The Bare Soul - January 13, 2013
Bearing Fruit

Matthew 21:19 - Seeing a lone fig tree by the road, He came to it and found nothing on it except leaves only; and He said to it, "No longer shall there ever be any fruit from you." And at once the fig tree withered.

Like any type of cultivated plant, fruit trees require particular care in order to yield significant fruit. Fig trees, for instance, require regular mulching of organic or processed fertilizers around their trunks for the first three years after planting. Then, adequate pruning has to occur. After a few years, a fig tree can produce enough figs to feed a family of four. (This is all according to an arbor-centric website all about the care of fruit trees.) As with most living things, it only makes sense that if a plant such as a fig tree is cared for, it will produce fruit in its season and according to its care.

Fig trees are commonly referenced in biblical times as a source of sustenance for ancient Israelites. The earliest mention of any one particular type of tree in the Scriptures is the fig tree from which Adam and Eve sowed together leaves for makeshift coverings (Genesis 3:7). Figs were also some of the fruit brought back by the spies that Moses sent out (Numbers 13:23). Solomon mentions them in his garden (Song of Solomon 2:13), and Isaiah prescribes figs as a boil remedy for King Hezekiah (Isaiah 38:21). However, the fig's most common use was to complement the Middle Easterner's fruit diet, as our Lord depicts in the Gospels.
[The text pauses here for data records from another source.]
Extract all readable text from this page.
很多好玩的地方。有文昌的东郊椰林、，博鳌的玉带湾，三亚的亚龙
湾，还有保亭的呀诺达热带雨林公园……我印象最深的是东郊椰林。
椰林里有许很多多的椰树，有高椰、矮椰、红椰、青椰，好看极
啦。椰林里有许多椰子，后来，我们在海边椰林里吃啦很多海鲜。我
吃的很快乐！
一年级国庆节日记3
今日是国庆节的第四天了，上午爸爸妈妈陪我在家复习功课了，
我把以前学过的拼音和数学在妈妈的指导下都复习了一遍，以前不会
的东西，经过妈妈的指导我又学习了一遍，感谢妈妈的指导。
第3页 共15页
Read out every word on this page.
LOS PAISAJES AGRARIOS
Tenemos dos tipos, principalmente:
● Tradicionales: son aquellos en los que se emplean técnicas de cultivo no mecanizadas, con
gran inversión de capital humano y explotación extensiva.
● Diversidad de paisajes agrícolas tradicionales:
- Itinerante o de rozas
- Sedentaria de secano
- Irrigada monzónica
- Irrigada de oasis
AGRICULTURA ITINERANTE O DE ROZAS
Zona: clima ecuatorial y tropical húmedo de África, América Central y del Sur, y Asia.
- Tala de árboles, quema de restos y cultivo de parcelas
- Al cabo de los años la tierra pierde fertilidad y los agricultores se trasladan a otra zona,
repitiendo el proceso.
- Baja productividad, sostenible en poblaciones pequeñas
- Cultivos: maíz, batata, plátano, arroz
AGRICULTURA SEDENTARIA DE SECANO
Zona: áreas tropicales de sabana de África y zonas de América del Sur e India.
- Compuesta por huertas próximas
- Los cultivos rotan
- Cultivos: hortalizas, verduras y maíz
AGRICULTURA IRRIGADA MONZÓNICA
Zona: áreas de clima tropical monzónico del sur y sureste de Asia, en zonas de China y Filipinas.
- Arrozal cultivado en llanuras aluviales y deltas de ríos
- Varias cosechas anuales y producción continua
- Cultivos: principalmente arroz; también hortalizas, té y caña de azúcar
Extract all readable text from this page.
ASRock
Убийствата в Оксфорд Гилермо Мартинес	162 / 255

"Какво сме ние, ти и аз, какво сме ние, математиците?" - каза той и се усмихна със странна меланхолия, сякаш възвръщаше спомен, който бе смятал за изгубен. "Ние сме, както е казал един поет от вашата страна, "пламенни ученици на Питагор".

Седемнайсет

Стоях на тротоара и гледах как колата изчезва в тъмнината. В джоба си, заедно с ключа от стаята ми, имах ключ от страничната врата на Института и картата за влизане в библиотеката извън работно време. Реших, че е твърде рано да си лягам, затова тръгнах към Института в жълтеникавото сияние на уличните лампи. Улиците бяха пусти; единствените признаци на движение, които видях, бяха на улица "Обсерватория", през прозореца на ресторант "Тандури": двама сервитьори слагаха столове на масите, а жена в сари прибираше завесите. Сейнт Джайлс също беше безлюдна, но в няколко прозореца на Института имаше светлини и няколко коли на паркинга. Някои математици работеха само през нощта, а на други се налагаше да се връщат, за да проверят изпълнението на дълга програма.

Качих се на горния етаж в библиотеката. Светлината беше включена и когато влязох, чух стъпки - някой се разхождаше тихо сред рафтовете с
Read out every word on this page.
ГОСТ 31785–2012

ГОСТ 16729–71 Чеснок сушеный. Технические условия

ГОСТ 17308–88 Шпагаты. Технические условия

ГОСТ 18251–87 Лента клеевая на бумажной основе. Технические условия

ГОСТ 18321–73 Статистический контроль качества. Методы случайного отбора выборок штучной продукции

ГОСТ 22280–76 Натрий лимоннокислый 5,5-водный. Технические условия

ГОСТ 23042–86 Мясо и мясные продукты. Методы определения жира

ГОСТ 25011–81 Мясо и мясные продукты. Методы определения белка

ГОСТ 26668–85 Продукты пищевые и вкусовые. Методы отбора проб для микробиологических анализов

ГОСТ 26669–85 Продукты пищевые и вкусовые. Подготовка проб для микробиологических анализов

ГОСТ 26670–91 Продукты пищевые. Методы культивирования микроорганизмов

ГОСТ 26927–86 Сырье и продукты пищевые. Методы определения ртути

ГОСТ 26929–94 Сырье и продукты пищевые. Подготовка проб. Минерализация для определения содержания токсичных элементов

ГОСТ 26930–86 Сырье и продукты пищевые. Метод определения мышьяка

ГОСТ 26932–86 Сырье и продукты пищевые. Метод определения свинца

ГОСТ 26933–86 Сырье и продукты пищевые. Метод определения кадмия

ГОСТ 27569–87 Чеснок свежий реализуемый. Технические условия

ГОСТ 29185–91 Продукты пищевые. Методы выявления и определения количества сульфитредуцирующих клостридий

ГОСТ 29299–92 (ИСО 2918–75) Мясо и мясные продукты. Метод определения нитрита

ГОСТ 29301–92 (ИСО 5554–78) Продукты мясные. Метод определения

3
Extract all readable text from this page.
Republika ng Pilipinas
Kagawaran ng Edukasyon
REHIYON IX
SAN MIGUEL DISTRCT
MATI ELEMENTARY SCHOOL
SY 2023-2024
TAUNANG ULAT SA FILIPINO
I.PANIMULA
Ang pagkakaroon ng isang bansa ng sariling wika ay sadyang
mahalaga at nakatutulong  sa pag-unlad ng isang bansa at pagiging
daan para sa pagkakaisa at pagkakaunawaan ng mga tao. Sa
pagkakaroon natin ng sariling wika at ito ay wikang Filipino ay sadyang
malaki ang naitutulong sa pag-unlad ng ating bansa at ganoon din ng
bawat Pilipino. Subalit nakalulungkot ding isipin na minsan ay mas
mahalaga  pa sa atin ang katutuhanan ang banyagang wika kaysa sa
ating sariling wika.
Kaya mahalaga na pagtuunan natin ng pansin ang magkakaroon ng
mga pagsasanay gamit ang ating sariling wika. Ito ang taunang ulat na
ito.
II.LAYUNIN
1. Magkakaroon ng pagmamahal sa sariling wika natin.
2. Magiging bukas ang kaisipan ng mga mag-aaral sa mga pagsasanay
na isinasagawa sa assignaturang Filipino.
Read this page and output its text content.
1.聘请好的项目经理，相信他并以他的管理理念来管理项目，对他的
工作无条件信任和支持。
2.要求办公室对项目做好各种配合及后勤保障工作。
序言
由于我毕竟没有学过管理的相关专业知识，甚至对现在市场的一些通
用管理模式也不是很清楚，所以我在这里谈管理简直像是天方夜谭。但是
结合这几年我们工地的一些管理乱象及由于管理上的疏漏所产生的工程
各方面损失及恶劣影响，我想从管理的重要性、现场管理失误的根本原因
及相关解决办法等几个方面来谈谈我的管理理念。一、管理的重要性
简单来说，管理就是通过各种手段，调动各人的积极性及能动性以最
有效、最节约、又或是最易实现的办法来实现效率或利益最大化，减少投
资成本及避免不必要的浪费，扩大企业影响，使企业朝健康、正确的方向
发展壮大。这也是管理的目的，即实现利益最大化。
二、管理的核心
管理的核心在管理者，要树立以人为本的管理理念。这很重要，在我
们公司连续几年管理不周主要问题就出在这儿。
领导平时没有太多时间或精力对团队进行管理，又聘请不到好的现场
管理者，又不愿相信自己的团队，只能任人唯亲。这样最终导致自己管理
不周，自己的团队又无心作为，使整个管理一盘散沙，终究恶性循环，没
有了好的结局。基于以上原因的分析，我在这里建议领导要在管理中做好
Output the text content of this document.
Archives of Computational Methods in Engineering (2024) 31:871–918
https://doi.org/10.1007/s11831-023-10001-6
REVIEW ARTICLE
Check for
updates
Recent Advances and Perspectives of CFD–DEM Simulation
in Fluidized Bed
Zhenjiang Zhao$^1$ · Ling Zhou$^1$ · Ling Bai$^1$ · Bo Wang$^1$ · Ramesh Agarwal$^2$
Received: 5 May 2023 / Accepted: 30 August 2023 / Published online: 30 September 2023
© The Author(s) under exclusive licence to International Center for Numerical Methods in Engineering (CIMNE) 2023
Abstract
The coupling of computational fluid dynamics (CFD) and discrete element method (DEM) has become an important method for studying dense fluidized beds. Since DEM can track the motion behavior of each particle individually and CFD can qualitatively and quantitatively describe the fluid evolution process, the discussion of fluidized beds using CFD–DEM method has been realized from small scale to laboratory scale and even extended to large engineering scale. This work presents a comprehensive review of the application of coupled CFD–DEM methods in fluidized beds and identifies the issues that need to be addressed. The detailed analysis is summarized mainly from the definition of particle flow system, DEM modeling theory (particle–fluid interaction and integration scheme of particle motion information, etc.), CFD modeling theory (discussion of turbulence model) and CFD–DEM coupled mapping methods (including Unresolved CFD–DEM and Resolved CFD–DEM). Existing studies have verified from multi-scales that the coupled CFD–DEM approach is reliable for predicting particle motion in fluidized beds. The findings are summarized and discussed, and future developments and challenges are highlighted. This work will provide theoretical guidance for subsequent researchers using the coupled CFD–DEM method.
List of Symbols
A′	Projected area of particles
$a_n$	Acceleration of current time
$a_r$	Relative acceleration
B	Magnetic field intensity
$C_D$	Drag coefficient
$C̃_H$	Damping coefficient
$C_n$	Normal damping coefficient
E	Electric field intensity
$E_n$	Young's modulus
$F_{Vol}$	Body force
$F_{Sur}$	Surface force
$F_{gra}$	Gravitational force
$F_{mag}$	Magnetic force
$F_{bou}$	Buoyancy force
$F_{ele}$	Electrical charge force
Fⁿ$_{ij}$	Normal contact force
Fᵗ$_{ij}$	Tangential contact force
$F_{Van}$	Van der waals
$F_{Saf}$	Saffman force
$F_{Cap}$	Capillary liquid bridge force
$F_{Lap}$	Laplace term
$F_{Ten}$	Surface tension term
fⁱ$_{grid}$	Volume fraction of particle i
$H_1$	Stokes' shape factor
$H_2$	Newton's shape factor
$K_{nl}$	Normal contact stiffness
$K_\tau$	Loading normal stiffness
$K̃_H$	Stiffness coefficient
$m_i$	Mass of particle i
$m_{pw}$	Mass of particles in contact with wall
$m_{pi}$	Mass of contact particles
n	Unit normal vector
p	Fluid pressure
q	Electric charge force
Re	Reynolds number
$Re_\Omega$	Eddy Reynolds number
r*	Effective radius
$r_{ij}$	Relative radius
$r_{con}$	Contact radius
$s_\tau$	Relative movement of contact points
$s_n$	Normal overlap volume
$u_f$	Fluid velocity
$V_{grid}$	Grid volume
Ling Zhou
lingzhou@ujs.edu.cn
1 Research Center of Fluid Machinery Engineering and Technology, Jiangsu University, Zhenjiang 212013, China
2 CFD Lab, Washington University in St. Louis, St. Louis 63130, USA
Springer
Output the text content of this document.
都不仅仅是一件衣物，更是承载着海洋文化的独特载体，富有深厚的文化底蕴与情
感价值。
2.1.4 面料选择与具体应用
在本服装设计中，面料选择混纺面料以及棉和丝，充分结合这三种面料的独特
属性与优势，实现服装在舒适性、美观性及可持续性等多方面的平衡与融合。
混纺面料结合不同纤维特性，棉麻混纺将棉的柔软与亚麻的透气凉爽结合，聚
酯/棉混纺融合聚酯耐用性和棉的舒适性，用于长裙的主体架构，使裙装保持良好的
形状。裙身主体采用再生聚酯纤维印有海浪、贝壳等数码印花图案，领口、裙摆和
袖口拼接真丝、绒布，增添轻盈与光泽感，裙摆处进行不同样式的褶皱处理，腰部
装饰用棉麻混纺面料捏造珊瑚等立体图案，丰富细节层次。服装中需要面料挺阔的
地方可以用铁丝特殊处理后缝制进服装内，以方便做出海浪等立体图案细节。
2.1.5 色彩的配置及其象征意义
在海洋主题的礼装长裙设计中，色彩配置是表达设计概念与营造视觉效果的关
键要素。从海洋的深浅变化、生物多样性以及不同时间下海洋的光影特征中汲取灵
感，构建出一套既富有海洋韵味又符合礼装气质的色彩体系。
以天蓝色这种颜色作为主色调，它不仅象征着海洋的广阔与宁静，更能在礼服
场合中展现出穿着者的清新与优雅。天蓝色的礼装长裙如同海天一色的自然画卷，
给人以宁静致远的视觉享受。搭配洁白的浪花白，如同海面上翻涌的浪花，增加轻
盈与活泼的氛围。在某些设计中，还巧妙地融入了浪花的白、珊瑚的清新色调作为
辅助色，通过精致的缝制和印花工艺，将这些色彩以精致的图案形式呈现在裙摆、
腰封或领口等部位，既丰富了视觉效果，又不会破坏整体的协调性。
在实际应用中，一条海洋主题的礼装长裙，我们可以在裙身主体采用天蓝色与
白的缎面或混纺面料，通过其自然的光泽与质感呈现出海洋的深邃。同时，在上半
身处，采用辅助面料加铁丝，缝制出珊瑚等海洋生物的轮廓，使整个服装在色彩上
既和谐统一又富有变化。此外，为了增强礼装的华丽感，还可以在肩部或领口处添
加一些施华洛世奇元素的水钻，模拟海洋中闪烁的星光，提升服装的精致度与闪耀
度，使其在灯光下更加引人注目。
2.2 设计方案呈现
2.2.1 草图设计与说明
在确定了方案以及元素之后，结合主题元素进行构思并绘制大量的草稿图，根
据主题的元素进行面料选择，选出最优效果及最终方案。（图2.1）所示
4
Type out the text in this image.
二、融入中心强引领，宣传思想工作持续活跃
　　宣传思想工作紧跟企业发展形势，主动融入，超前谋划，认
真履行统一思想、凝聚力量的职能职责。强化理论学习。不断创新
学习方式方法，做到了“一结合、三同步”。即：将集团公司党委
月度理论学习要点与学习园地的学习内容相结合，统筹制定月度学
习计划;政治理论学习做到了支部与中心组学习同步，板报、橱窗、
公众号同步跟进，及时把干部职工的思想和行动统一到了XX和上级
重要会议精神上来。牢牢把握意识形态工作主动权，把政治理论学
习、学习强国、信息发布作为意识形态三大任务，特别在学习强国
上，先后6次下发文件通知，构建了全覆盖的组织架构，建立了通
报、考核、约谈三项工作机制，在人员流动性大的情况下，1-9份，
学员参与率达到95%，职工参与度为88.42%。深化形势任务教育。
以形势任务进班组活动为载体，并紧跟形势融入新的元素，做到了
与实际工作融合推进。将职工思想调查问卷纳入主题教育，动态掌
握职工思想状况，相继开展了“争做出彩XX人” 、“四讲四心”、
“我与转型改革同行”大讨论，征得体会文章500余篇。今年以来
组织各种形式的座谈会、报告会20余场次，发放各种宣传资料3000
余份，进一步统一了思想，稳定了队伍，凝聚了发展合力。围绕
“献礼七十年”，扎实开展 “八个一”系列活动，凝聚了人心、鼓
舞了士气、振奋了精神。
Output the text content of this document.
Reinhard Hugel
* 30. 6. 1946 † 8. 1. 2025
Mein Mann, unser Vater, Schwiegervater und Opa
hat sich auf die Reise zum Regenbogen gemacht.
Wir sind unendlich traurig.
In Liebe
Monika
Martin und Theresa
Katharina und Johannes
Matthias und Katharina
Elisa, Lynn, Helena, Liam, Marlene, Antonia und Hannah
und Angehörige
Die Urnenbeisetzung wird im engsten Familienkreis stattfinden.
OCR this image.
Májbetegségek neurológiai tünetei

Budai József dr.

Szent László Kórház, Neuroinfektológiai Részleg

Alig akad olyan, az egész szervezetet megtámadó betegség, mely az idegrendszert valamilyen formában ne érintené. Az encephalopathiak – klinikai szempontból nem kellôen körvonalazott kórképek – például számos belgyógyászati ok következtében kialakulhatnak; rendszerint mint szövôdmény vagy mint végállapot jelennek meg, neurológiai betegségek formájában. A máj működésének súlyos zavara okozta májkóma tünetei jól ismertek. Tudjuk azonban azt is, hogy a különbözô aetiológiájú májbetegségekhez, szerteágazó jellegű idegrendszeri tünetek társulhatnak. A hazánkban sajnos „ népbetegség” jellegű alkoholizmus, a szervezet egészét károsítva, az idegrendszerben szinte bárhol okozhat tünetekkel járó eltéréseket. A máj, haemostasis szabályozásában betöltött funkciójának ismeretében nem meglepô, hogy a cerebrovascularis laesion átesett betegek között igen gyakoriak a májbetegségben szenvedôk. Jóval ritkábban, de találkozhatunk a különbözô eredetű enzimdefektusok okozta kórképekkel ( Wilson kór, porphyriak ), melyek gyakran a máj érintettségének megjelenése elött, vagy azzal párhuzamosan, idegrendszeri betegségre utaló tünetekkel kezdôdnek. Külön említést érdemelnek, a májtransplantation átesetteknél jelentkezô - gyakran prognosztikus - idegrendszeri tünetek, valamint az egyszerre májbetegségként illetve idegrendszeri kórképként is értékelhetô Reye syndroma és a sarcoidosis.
In our lead verse, did Jesus know this fig tree had no fruit? It seems obvious that He chose not to use His divinity to ascertain this particular instance. This, in a way, was added grace for this tree which was soon to be cursed and withered under His divine power. In the same respect, God gives us much grace until the time He comes looking for fruit on us. He allows us to grow wherever we are planted and appear to be "green" and useful for the kingdom. However, when He comes looking, we had best have produced more than spiritual leaves.

Are we a lone fig tree in our walk with God? We have far less chance of producing fruit if we are. The main benefit of fig tree groves rather than solitary fig trees is fertilization. A lone fig tree has far more likelihood to not be fertilized than a grove of trees. (A random insect or bird may cause fertilization to a lone tree, but don't count on it!) If we are indeed a lone fig tree, are we possibly only worthy of trying to produce a false covering like Adam and Eve tried to create? Our works will never save us, beloved. We must bear fruit, in season. There is no guarantee the Lord will continue to come looking once we have disappointed His initial desire to find fruit in us.

Are we all planted together for His glory? May we all look to the Lord and then to other believers for our strength. Then, may we produce fruit as we serve both for God's glory!

Heavenly Father, let none of us experience Your disappointment when you come looking for fruit on Your beloved. May we look to You and others to make us healthy spiritual trees that will bear fruit in season for Your glory.